As per our current Database, John Sturges has been died on August 18, 1992(1992-08-18) (aged 82)\nSan Luis Obispo, California, United States.
When John Sturges die, John Sturges was 82 years old.
Popular As | John Sturges |
Occupation | Film & Theater Personalities |
Age | 82 years old |
Zodiac Sign | Aquarius |
Born | January 03, 1910 (Oak Park, Illinois, United States, United States) |
Birthday | January 03 |
Town/City | Oak Park, Illinois, United States, United States |
Nationality | United States |
John Sturges’s zodiac sign is Aquarius. According to astrologers, the presence of Aries always marks the beginning of something energetic and turbulent. They are continuously looking for dynamic, speed and competition, always being the first in everything - from work to social gatherings. Thanks to its ruling planet Mars and the fact it belongs to the element of Fire (just like Leo and Sagittarius), Aries is one of the most active zodiac signs. It is in their nature to take action, sometimes before they think about it well.

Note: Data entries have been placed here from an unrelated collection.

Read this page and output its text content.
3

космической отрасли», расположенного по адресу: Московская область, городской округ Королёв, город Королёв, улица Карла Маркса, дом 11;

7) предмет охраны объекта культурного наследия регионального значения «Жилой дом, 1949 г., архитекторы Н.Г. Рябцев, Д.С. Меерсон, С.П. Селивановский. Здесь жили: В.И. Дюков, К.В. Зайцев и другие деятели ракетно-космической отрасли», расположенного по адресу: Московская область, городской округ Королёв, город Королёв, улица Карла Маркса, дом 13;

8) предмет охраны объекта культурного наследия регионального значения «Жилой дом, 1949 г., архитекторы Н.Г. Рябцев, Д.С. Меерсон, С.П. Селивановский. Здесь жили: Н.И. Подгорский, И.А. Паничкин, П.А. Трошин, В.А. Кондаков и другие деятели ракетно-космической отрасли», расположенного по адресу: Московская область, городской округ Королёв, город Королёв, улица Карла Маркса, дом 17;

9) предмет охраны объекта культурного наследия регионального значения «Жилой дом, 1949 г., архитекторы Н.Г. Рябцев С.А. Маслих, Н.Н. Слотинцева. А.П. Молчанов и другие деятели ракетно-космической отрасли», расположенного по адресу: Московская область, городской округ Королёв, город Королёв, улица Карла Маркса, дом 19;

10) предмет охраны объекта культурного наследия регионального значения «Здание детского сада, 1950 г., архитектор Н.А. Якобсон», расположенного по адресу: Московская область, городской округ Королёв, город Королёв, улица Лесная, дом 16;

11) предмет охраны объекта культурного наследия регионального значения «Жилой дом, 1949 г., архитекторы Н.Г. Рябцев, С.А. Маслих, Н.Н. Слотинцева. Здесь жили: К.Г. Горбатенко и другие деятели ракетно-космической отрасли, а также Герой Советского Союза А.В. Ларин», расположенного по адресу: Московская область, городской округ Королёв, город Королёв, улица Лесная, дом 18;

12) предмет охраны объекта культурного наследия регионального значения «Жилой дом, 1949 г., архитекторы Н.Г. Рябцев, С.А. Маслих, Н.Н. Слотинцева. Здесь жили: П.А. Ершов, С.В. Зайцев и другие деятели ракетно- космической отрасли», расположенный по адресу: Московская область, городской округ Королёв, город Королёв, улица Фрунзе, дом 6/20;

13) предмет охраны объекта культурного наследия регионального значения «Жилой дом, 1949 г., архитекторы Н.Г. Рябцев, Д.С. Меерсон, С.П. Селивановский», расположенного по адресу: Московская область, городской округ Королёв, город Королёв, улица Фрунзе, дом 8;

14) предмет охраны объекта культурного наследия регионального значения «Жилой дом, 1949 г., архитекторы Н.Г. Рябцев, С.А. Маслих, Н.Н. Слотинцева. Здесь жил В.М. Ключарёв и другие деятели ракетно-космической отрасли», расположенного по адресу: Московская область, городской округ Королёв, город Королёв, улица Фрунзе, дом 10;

John Sturges was born in the Year of the Dog. Those born under the Chinese Zodiac sign of the Dog are loyal, faithful, honest, distrustful, often guilty of telling white lies, temperamental, prone to mood swings, dogmatic, and sensitive. Dogs excel in business but have trouble finding mates. Compatible with Tiger or Horse.
He started his career in Hollywood as an Editor in 1932. During World War II, he directed documentaries and training films for the United States Army Air Forces. Sturges's mainstream directorial career began in 1946 with The Man Who Dared, the first of many B-movies. He made imaginative use of the widescreen CinemaScope format by placing Spencer Tracy alone against a vast desert panorama in the suspense film Bad Day at Black Rock, for which he received a Best Director Oscar nomination in 1955. Over the course of his career, Sturges developed a reputation for elevated character-based drama within the confines of genre filmmaking. He was awarded the Golden Boot Award in 1992 for his lifetime contribution to Westerns.

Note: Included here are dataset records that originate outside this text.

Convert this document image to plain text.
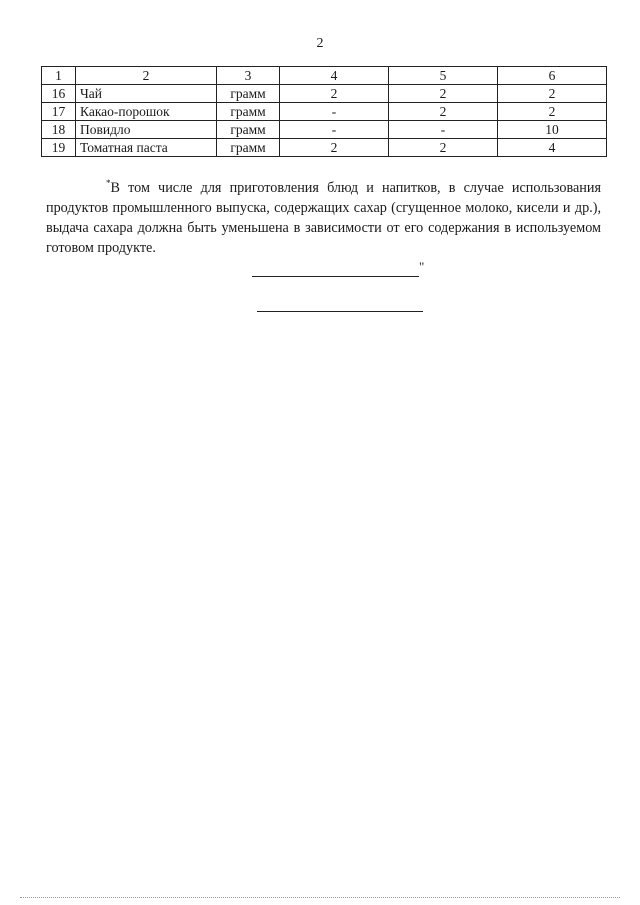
2
1	2	3	4	5	6
16	Чай	грамм	2	2	2
17	Какао-порошок	грамм	-	2	2
18	Повидло	грамм	-	-	10
19	Томатная паста	грамм	2	2	4
*В том числе для приготовления блюд и напитков, в случае использования продуктов промышленного выпуска, содержащих сахар (сгущенное молоко, кисели и др.), выдача сахара должна быть уменьшена в зависимости от его содержания в используемом готовом продукте.
"
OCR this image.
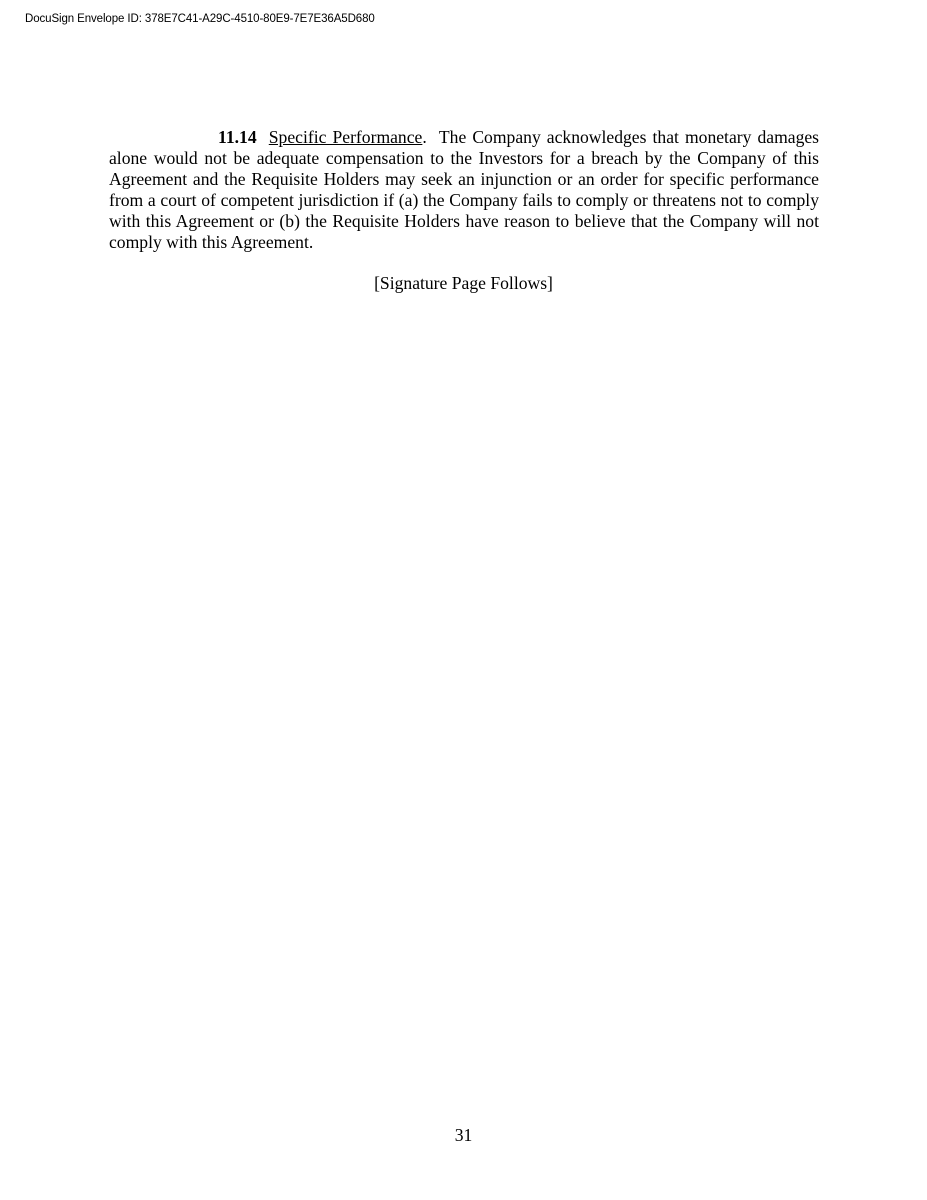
DocuSign Envelope ID: 378E7C41-A29C-4510-80E9-7E7E36A5D680

11.14 Specific Performance. The Company acknowledges that monetary damages alone would not be adequate compensation to the Investors for a breach by the Company of this Agreement and the Requisite Holders may seek an injunction or an order for specific performance from a court of competent jurisdiction if (a) the Company fails to comply or threatens not to comply with this Agreement or (b) the Requisite Holders have reason to believe that the Company will not comply with this Agreement.

[Signature Page Follows]
31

Escape Artist: The Life and Films of John Sturges, by Glenn Lovell (former film critic for the San Jose Mercury News), was published by University of Wisconsin Press in 2008.

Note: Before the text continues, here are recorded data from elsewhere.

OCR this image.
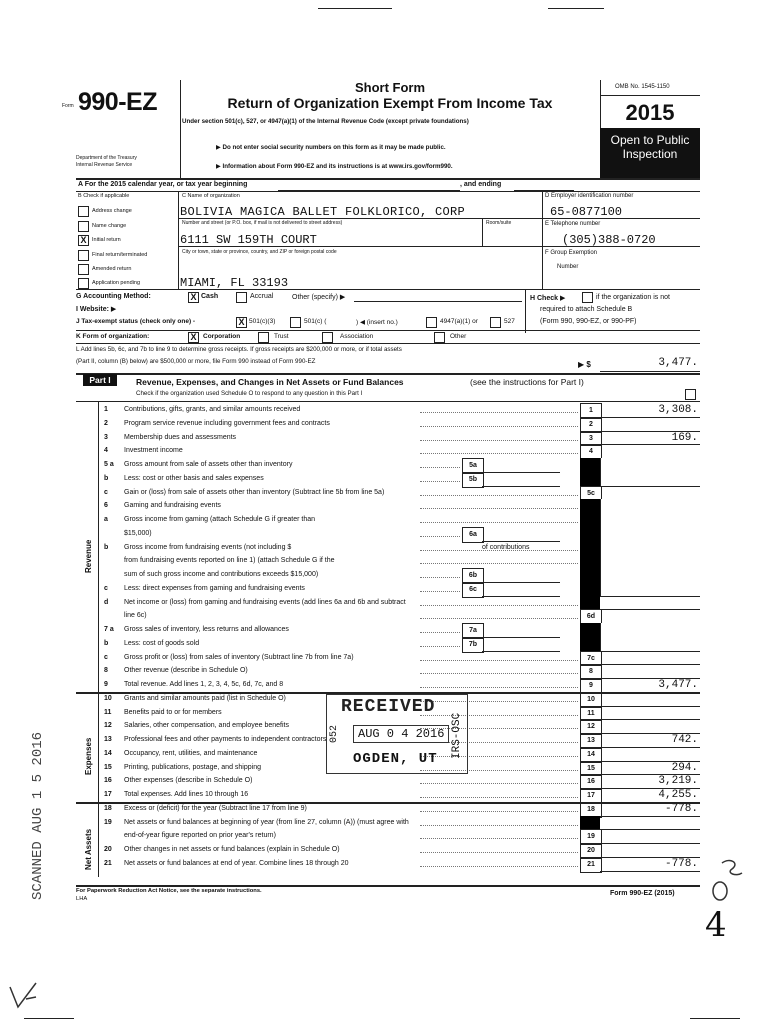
Form 990-EZ
Short Form
Return of Organization Exempt From Income Tax
Under section 501(c), 527, or 4947(a)(1) of the Internal Revenue Code (except private foundations)
▶ Do not enter social security numbers on this form as it may be made public.
▶ Information about Form 990-EZ and its instructions is at www.irs.gov/form990.
Department of the Treasury
Internal Revenue Service
OMB No. 1545-1150
2015
Open to Public
Inspection
A For the 2015 calendar year, or tax year beginning	, and ending
B Check if applicable	C Name of organization	D Employer identification number
Address change
Name change
X	Initial return
Final return/terminated
Amended return
Application pending
BOLIVIA MAGICA BALLET FOLKLORICO, CORP	65-0877100
Number and street (or P.O. box, if mail is not delivered to street address)	Room/suite	E Telephone number
6111 SW 159TH COURT	(305)388-0720
City or town, state or province, country, and ZIP or foreign postal code	F Group Exemption
Number
MIAMI, FL 33193
G Accounting Method:	X Cash	Accrual	Other (specify) ▶
I Website: ▶
H Check ▶	if the organization is not
required to attach Schedule B
(Form 990, 990-EZ, or 990-PF)
J Tax-exempt status (check only one) -	X 501(c)(3)	501(c) (	) ◀ (insert no.)	4947(a)(1) or	527
K Form of organization:	X	Corporation	Trust	Association	Other
L Add lines 5b, 6c, and 7b to line 9 to determine gross receipts. If gross receipts are $200,000 or more, or if total assets
(Part II, column (B) below) are $500,000 or more, file Form 990 instead of Form 990-EZ	▶ $	3,477.
Part I	Revenue, Expenses, and Changes in Net Assets or Fund Balances	(see the instructions for Part I)
Check if the organization used Schedule O to respond to any question in this Part I
1 Contributions, gifts, grants, and similar amounts received	1	3,308.
2 Program service revenue including government fees and contracts	2
3 Membership dues and assessments	3	169.
4 Investment income	4
5 a Gross amount from sale of assets other than inventory	5a
b Less: cost or other basis and sales expenses	5b
c Gain or (loss) from sale of assets other than inventory (Subtract line 5b from line 5a)	5c
6 Gaming and fundraising events
a Gross income from gaming (attach Schedule G if greater than
$15,000)	6a
b Gross income from fundraising events (not including $	of contributions
from fundraising events reported on line 1) (attach Schedule G if the
sum of such gross income and contributions exceeds $15,000)	6b
c Less: direct expenses from gaming and fundraising events	6c
d Net income or (loss) from gaming and fundraising events (add lines 6a and 6b and subtract
line 6c)	6d
7 a Gross sales of inventory, less returns and allowances	7a
b Less: cost of goods sold	7b
c Gross profit or (loss) from sales of inventory (Subtract line 7b from line 7a)	7c
8 Other revenue (describe in Schedule O)	8
9 Total revenue. Add lines 1, 2, 3, 4, 5c, 6d, 7c, and 8	9	3,477.
10 Grants and similar amounts paid (list in Schedule O)	10
11 Benefits paid to or for members	11
12 Salaries, other compensation, and employee benefits	12
13 Professional fees and other payments to independent contractors	13	742.
14 Occupancy, rent, utilities, and maintenance	14
15 Printing, publications, postage, and shipping	15	294.
16 Other expenses (describe in Schedule O)	16	3,219.
17 Total expenses. Add lines 10 through 16	17	4,255.
18 Excess or (deficit) for the year (Subtract line 17 from line 9)	18	-778.
19 Net assets or fund balances at beginning of year (from line 27, column (A)) (must agree with
end-of-year figure reported on prior year's return)	19
20 Other changes in net assets or fund balances (explain in Schedule O)	20
21 Net assets or fund balances at end of year. Combine lines 18 through 20	21	-778.
Revenue
Expenses
Net Assets
RECEIVED
AUG 0 4 2016
OGDEN, UT IRS-OSC
052
For Paperwork Reduction Act Notice, see the separate instructions.
LHA
Form 990-EZ (2015)
SCANNED AUG 1 5 2016
4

He once met Akira Kurosawa, who told him that he loved The Magnificent Seven (which was a remake of Kurosawa's Seven Samurai). Sturges considered this the proudest moment of his professional career. Sturges' film was an inductee in the 2013 National Film Registry list, and commented that its popularity is due in part as a springboard for several young actors, transported the locale from Japan to Mexico, putting a twist into the career of Yul Brynner and having as part of its score the Marlboro cigarette commercial theme.